Black Feminism for Liberation: Our Statement on the End of Roe v. Wade

Kris Henderson and Nikki Grant stand at a podium with the words Black Feminism for Liberation underneath

On June 24, 2022, the United States Supreme Court overturned Roe v Wade, ending nearly 50 years of an established right to privacy. Across the country, millions of people will lose access to legal abortion.

At the core of our DNA at Amistad Law Project are two major principles: abolition–specifically prison industrial complex abolition–and Black Feminism. 

We must imagine and strive for a world in which we keep each other safe and meet our collective and individual needs without prison and police. We must, as Mariame Kaba teaches us, run one million experiments towards building that world.

In the words of Fannie Lou Hamer, 'nobody's free until everybody's free.' When we have fully honored the humanity of the most vulnerable and marginalized among us--Black and indigenous people, queer people, women and gender expansive people, disabled people, undocumented people, and poor and working class people–that is when we will know we have won.

The movements to end mass incarceration and policing have always had women and queer folks on the frontlines, regardless of whether our own liberation has been at the center of those struggles. We know this to be true in our work here in Philly. A decade ago, Decarerate PA, a multiracial, multigenerational coalition of mostly women, queer people, and formerly incarcerated people marched from Philadelphia to Harrisburg to try to stop the construction of what is now SCI Phoenix. From that formation spawned several groups, like Amistad and the Coalition to Abolish Death By Incarceration. Amistad's Free Them To Heal Us project and CADBI have primarily been led by Black and working class women of all races fighting for their incarcerated family members. In the alternatives to policing space, the daily work of Treatment Not Trauma Coalition is led by radical women and queer social workers.

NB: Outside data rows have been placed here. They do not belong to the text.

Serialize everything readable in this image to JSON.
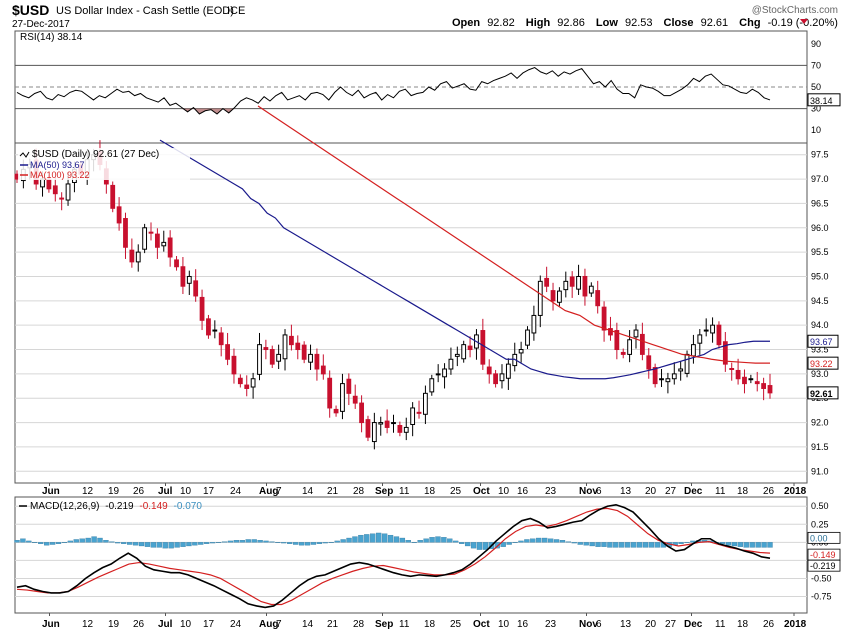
{
  "header": {
    "symbol": "$USD",
    "name": "US Dollar Index - Cash Settle (EOD)",
    "exchange": "ICE",
    "date": "27-Dec-2017",
    "watermark": "@StockCharts.com",
    "open_label": "Open",
    "open": "92.82",
    "high_label": "High",
    "high": "92.86",
    "low_label": "Low",
    "low": "92.53",
    "close_label": "Close",
    "close": "92.61",
    "chg_label": "Chg",
    "chg": "-0.19 (-0.20%)"
  },
  "colors": {
    "up": "#000000",
    "down": "#c8102e",
    "ma50": "#1a1a8c",
    "ma100": "#d42020",
    "grid": "#d6d6d6",
    "hist": "#4aa3cf",
    "rsi_fill": "#b07070"
  },
  "chart_data": [
    {
      "type": "line",
      "title": "RSI(14) 38.14",
      "ylim": [
        0,
        100
      ],
      "yticks": [
        "90",
        "70",
        "50",
        "30",
        "10"
      ],
      "last_value_label": "38.14",
      "values": [
        45,
        42,
        40,
        44,
        46,
        40,
        38,
        43,
        41,
        45,
        47,
        46,
        42,
        38,
        42,
        40,
        44,
        48,
        45,
        46,
        42,
        44,
        40,
        38,
        36,
        40,
        33,
        35,
        31,
        27,
        31,
        25,
        28,
        29,
        25,
        30,
        26,
        31,
        37,
        40,
        38,
        35,
        41,
        37,
        42,
        45,
        38,
        40,
        42,
        38,
        44,
        45,
        43,
        38,
        45,
        50,
        45,
        42,
        47,
        40,
        43,
        45,
        38,
        43,
        40,
        46,
        48,
        42,
        44,
        45,
        50,
        47,
        53,
        55,
        49,
        51,
        53,
        48,
        47,
        55,
        53,
        56,
        58,
        60,
        63,
        58,
        63,
        66,
        68,
        64,
        62,
        65,
        60,
        64,
        62,
        65,
        67,
        60,
        53,
        55,
        50,
        56,
        48,
        44,
        44,
        40,
        52,
        50,
        49,
        46,
        42,
        42,
        45,
        48,
        52,
        58,
        55,
        60,
        62,
        57,
        52,
        51,
        48,
        45,
        44,
        48,
        45,
        40,
        38
      ]
    },
    {
      "type": "candlestick",
      "title": "$USD (Daily) 92.61 (27 Dec)",
      "legend": [
        "$USD (Daily) 92.61 (27 Dec)",
        "MA(50) 93.67",
        "MA(100) 93.22"
      ],
      "ylim": [
        90.8,
        97.7
      ],
      "yticks": [
        "97.5",
        "97.0",
        "96.5",
        "96.0",
        "95.5",
        "95.0",
        "94.5",
        "94.0",
        "93.5",
        "93.0",
        "92.5",
        "92.0",
        "91.5",
        "91.0"
      ],
      "ma_labels": {
        "ma50": "93.67",
        "ma100": "93.22",
        "last": "92.61"
      },
      "x_labels": [
        "Jun",
        "12",
        "19",
        "26",
        "Jul",
        "10",
        "17",
        "24",
        "Aug",
        "7",
        "14",
        "21",
        "28",
        "Sep",
        "11",
        "18",
        "25",
        "Oct",
        "10",
        "16",
        "23",
        "Nov",
        "6",
        "13",
        "20",
        "27",
        "Dec",
        "11",
        "18",
        "26",
        "2018"
      ],
      "x_label_bold": [
        "Jun",
        "Jul",
        "Aug",
        "Sep",
        "Oct",
        "Nov",
        "Dec",
        "2018"
      ],
      "closes": [
        97.0,
        97.2,
        97.3,
        96.9,
        97.0,
        96.8,
        96.7,
        96.6,
        96.9,
        97.2,
        97.1,
        97.4,
        97.5,
        97.3,
        96.9,
        96.4,
        96.1,
        95.6,
        95.3,
        95.5,
        96.0,
        95.9,
        95.6,
        95.7,
        95.4,
        95.2,
        94.8,
        95.0,
        94.6,
        94.1,
        93.8,
        93.9,
        93.6,
        93.3,
        93.0,
        92.8,
        92.7,
        92.9,
        93.6,
        93.5,
        93.2,
        93.4,
        93.8,
        93.6,
        93.5,
        93.3,
        93.4,
        93.1,
        93.0,
        92.3,
        92.2,
        92.8,
        92.6,
        92.4,
        92.0,
        91.7,
        92.0,
        92.0,
        91.9,
        92.0,
        91.8,
        91.9,
        92.3,
        92.2,
        92.6,
        92.9,
        93.0,
        93.1,
        93.3,
        93.4,
        93.6,
        93.5,
        93.8,
        93.2,
        93.0,
        92.8,
        93.0,
        93.2,
        93.4,
        93.5,
        93.9,
        94.2,
        94.9,
        94.8,
        94.5,
        94.7,
        94.9,
        94.8,
        95.0,
        94.6,
        94.8,
        94.4,
        93.9,
        93.8,
        93.5,
        93.4,
        93.7,
        93.9,
        93.4,
        93.1,
        92.8,
        92.9,
        92.9,
        93.0,
        93.1,
        93.4,
        93.6,
        93.8,
        93.9,
        94.0,
        93.6,
        93.2,
        93.1,
        92.9,
        92.8,
        92.9,
        92.8,
        92.7,
        92.61
      ],
      "ma50": [
        97.8,
        97.7,
        97.6,
        97.5,
        97.4,
        97.3,
        97.2,
        97.1,
        97.0,
        96.9,
        96.8,
        96.6,
        96.5,
        96.3,
        96.2,
        96.0,
        95.9,
        95.8,
        95.7,
        95.6,
        95.5,
        95.4,
        95.3,
        95.2,
        95.1,
        95.0,
        94.9,
        94.8,
        94.7,
        94.6,
        94.5,
        94.4,
        94.3,
        94.2,
        94.1,
        94.0,
        93.9,
        93.8,
        93.7,
        93.6,
        93.5,
        93.4,
        93.3,
        93.3,
        93.2,
        93.1,
        93.05,
        93.0,
        92.97,
        92.94,
        92.92,
        92.9,
        92.9,
        92.9,
        92.9,
        92.92,
        92.95,
        92.98,
        93.02,
        93.06,
        93.1,
        93.15,
        93.2,
        93.25,
        93.3,
        93.35,
        93.4,
        93.5,
        93.55,
        93.6,
        93.62,
        93.65,
        93.67,
        93.67,
        93.67
      ],
      "ma100": [
        98.5,
        98.4,
        98.3,
        98.2,
        98.1,
        98.0,
        97.9,
        97.8,
        97.7,
        97.6,
        97.5,
        97.4,
        97.3,
        97.2,
        97.1,
        97.0,
        96.9,
        96.8,
        96.7,
        96.6,
        96.5,
        96.4,
        96.3,
        96.2,
        96.1,
        96.0,
        95.9,
        95.8,
        95.7,
        95.6,
        95.5,
        95.4,
        95.3,
        95.2,
        95.1,
        95.0,
        94.9,
        94.8,
        94.7,
        94.6,
        94.5,
        94.4,
        94.3,
        94.25,
        94.2,
        94.1,
        94.0,
        93.95,
        93.9,
        93.85,
        93.8,
        93.75,
        93.7,
        93.65,
        93.6,
        93.55,
        93.5,
        93.45,
        93.4,
        93.38,
        93.35,
        93.33,
        93.3,
        93.28,
        93.26,
        93.25,
        93.24,
        93.23,
        93.22,
        93.22,
        93.22
      ]
    },
    {
      "type": "bar+line",
      "title": "MACD(12,26,9) -0.219, -0.149, -0.070",
      "title_parts": {
        "label": "MACD(12,26,9)",
        "macd": "-0.219",
        "signal": "-0.149",
        "hist": "-0.070"
      },
      "ylim": [
        -0.95,
        0.6
      ],
      "yticks": [
        "0.50",
        "0.25",
        "0.00",
        "-0.25",
        "-0.50",
        "-0.75"
      ],
      "last_labels": [
        "0.00",
        "-0.149",
        "-0.219"
      ],
      "macd": [
        -0.62,
        -0.6,
        -0.65,
        -0.68,
        -0.7,
        -0.7,
        -0.68,
        -0.6,
        -0.5,
        -0.42,
        -0.35,
        -0.3,
        -0.22,
        -0.15,
        -0.22,
        -0.33,
        -0.38,
        -0.4,
        -0.42,
        -0.42,
        -0.45,
        -0.5,
        -0.55,
        -0.6,
        -0.66,
        -0.72,
        -0.78,
        -0.85,
        -0.88,
        -0.9,
        -0.88,
        -0.8,
        -0.7,
        -0.6,
        -0.52,
        -0.47,
        -0.45,
        -0.4,
        -0.35,
        -0.3,
        -0.28,
        -0.3,
        -0.34,
        -0.38,
        -0.42,
        -0.45,
        -0.47,
        -0.45,
        -0.46,
        -0.47,
        -0.45,
        -0.42,
        -0.38,
        -0.3,
        -0.2,
        -0.1,
        0.02,
        0.12,
        0.22,
        0.3,
        0.33,
        0.28,
        0.2,
        0.22,
        0.25,
        0.28,
        0.3,
        0.38,
        0.45,
        0.5,
        0.52,
        0.48,
        0.42,
        0.3,
        0.18,
        0.05,
        -0.05,
        -0.12,
        -0.1,
        -0.02,
        0.05,
        0.05,
        -0.02,
        -0.05,
        -0.08,
        -0.12,
        -0.15,
        -0.2,
        -0.219
      ],
      "signal": [
        -0.65,
        -0.66,
        -0.68,
        -0.7,
        -0.7,
        -0.68,
        -0.62,
        -0.55,
        -0.48,
        -0.42,
        -0.36,
        -0.3,
        -0.28,
        -0.3,
        -0.33,
        -0.36,
        -0.38,
        -0.4,
        -0.42,
        -0.45,
        -0.5,
        -0.58,
        -0.66,
        -0.74,
        -0.82,
        -0.86,
        -0.86,
        -0.8,
        -0.72,
        -0.64,
        -0.56,
        -0.5,
        -0.45,
        -0.4,
        -0.36,
        -0.33,
        -0.32,
        -0.35,
        -0.38,
        -0.41,
        -0.43,
        -0.45,
        -0.45,
        -0.44,
        -0.38,
        -0.3,
        -0.2,
        -0.08,
        0.05,
        0.15,
        0.22,
        0.24,
        0.22,
        0.25,
        0.3,
        0.36,
        0.42,
        0.46,
        0.47,
        0.44,
        0.36,
        0.24,
        0.12,
        0.03,
        -0.02,
        -0.05,
        -0.03,
        0.0,
        0.01,
        -0.03,
        -0.07,
        -0.1,
        -0.12,
        -0.14,
        -0.149
      ],
      "hist": [
        0.03,
        0.05,
        0.02,
        0.0,
        -0.02,
        -0.04,
        -0.03,
        -0.02,
        0.0,
        0.02,
        0.04,
        0.05,
        0.06,
        0.08,
        0.06,
        0.03,
        0.01,
        -0.01,
        -0.02,
        -0.03,
        -0.04,
        -0.05,
        -0.06,
        -0.07,
        -0.07,
        -0.08,
        -0.08,
        -0.07,
        -0.06,
        -0.05,
        -0.04,
        -0.03,
        -0.02,
        -0.01,
        0.0,
        0.01,
        0.02,
        0.03,
        0.03,
        0.04,
        0.04,
        0.03,
        0.02,
        0.01,
        0.0,
        -0.01,
        -0.02,
        -0.03,
        -0.04,
        -0.04,
        -0.03,
        -0.02,
        -0.01,
        0.0,
        0.02,
        0.04,
        0.06,
        0.08,
        0.1,
        0.11,
        0.12,
        0.13,
        0.12,
        0.1,
        0.08,
        0.06,
        0.03,
        0.0,
        0.03,
        0.05,
        0.07,
        0.08,
        0.07,
        0.05,
        0.02,
        -0.02,
        -0.05,
        -0.08,
        -0.1,
        -0.1,
        -0.09,
        -0.08,
        -0.06,
        -0.03,
        0.0,
        0.02,
        0.04,
        0.05,
        0.06,
        0.06,
        0.05,
        0.04,
        0.03,
        0.01,
        -0.01,
        -0.03,
        -0.04,
        -0.05,
        -0.06,
        -0.06,
        -0.07,
        -0.07,
        -0.07,
        -0.07,
        -0.07,
        -0.07,
        -0.07,
        -0.07,
        -0.07,
        -0.07,
        -0.06,
        -0.04,
        -0.02,
        0.0,
        0.02,
        0.03,
        0.03,
        0.02,
        0.0,
        -0.02,
        -0.04,
        -0.05,
        -0.06,
        -0.07,
        -0.07,
        -0.07,
        -0.07,
        -0.07
      ]
    }
  ]
}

We do this work because we know our freedom struggles are intertwined. The system that works to keep Black people incarcerated until they die is the same system desperate to strip people of their bodily autonomy and access to reproductive healthcare; it’s the same system attempting to erase queer and trans youth and the same system that allows billionaires to exist and the wealthy to extract resources from our communities. During these devastating times, it would be so easy to despair and fall into our silos. But we are reminded of what Audre Lorde taught us:

"Difference is that raw and powerful connection from which our personal power is forged... We have been taught to either ignore our differences or to view them as causes for separation and suspicion rather than as forces for change. Without community, there is no liberation, only the most vulnerable and temporary armistice between an individual and her oppression... Survival is learning to take our difference and make them strengths."

We are in a fight for our lives. The way to win that fight is to wage it together. "We have nothing to lose but our chains.”